5 On Your Side

Homeowner's insurance too high? 'Shop around, you might be surprised'

Posted September 10, 2014
Updated September 11, 2014

— When was the last time you shopped around for homeowner's insurance? If it's been years, you might be paying too much.

A Garner couple reached out to 5 On Your Side to share their huge savings. They cut the cost of their annual policy by more than half.

It's all related to 5 On Your Side’s ongoing investigation of “consent to rate” letters that most homeowners will get form their insurer as their policy comes up for renewal. The bottom line is: if you haven't compared prices recently, you need to.

Joe and Paula Fox of Garner said they have paid Nationwide for homeowner’s insurance for years and never had a claim. In 2007, they signed a consent to rate form, not fully understanding it gives an insurer the ongoing OK to raise rates above the state-approved cap.

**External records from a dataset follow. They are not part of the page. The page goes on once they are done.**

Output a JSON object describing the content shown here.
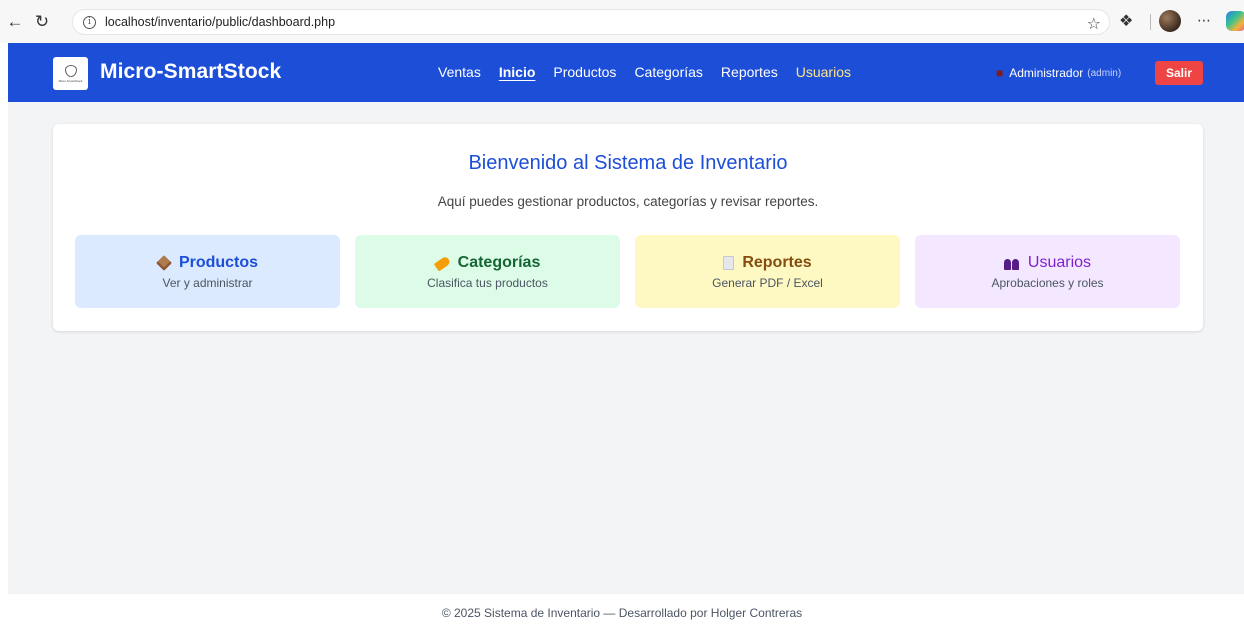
{
  "browser": {
    "url": "localhost/inventario/public/dashboard.php",
    "icons": [
      "back-icon",
      "reload-icon",
      "info-icon",
      "star-icon",
      "extensions-icon",
      "profile-avatar",
      "more-icon",
      "copilot-icon"
    ]
  },
  "navbar": {
    "brand": "Micro-SmartStock",
    "logo_caption": "Micro-SmartStock",
    "links": [
      {
        "label": "Ventas"
      },
      {
        "label": "Inicio"
      },
      {
        "label": "Productos"
      },
      {
        "label": "Categorías"
      },
      {
        "label": "Reportes"
      },
      {
        "label": "Usuarios"
      }
    ],
    "user_name": "Administrador",
    "user_role": "(admin)",
    "logout": "Salir",
    "colors": {
      "bar": "#1d4ed8",
      "logout": "#ef4444",
      "highlight": "#fde68a"
    }
  },
  "main": {
    "title": "Bienvenido al Sistema de Inventario",
    "subtitle": "Aquí puedes gestionar productos, categorías y revisar reportes.",
    "tiles": [
      {
        "icon": "package-icon",
        "title": "Productos",
        "description": "Ver y administrar",
        "color": "#dbeafe"
      },
      {
        "icon": "tag-icon",
        "title": "Categorías",
        "description": "Clasifica tus productos",
        "color": "#dcfce7"
      },
      {
        "icon": "document-icon",
        "title": "Reportes",
        "description": "Generar PDF / Excel",
        "color": "#fef9c3"
      },
      {
        "icon": "users-icon",
        "title": "Usuarios",
        "description": "Aprobaciones y roles",
        "color": "#f3e8ff"
      }
    ]
  },
  "footer": {
    "text": "© 2025 Sistema de Inventario — Desarrollado por Holger Contreras"
  }
}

A 5 On Your Side investigation found the decades-old law was intended for high-risk customers. But now, a growing number of insurers are using it to bypass the rate change process.

“We originally started at $813 a year when we first signed our mortgage,” said Paula Fox.

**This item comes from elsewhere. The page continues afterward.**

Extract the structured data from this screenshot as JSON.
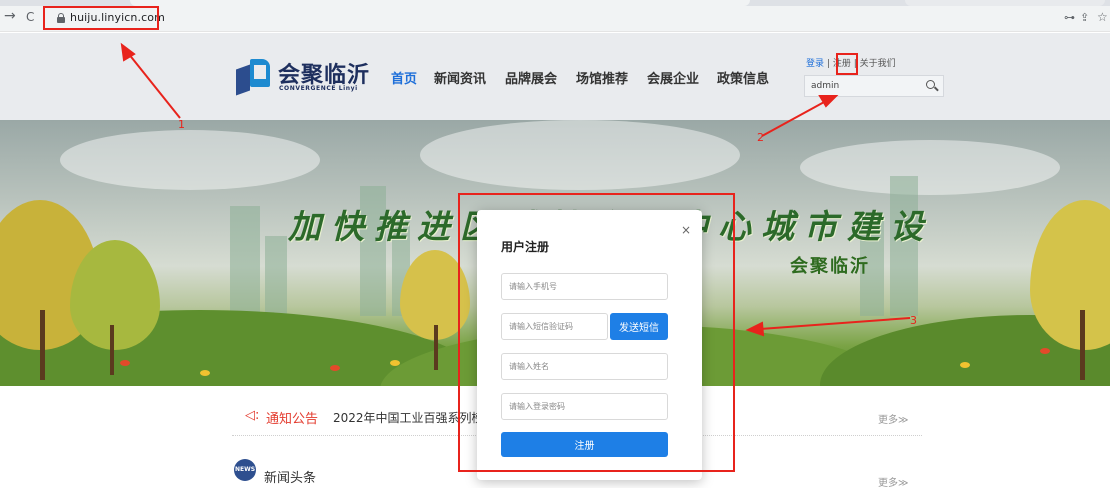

Over the years, it has more than doubled, according to the Foxes:

  • 2008-09: $966
  • 2009-10: $1,370
  • 2010-11: $1,441
  • 2011-12: $1,564
  • 2012-13: $1,913
  • 2013-14: $2,090

“You feel cheated is what you feel,” Paula Fox said. “We finally got fed up. We paid a visit to a competitor.”

“We got the first round of quotes, and then we went to (Nationwide) and we’re like, ‘What’s going on?’” said Joe Fox.

The other quote was more than $1,200 lower. The Foxes took it back to Nationwide, and their agent beat it.

“I was thrilled at that. Then again, I was mad. Why couldn’t you have done this before?” she said.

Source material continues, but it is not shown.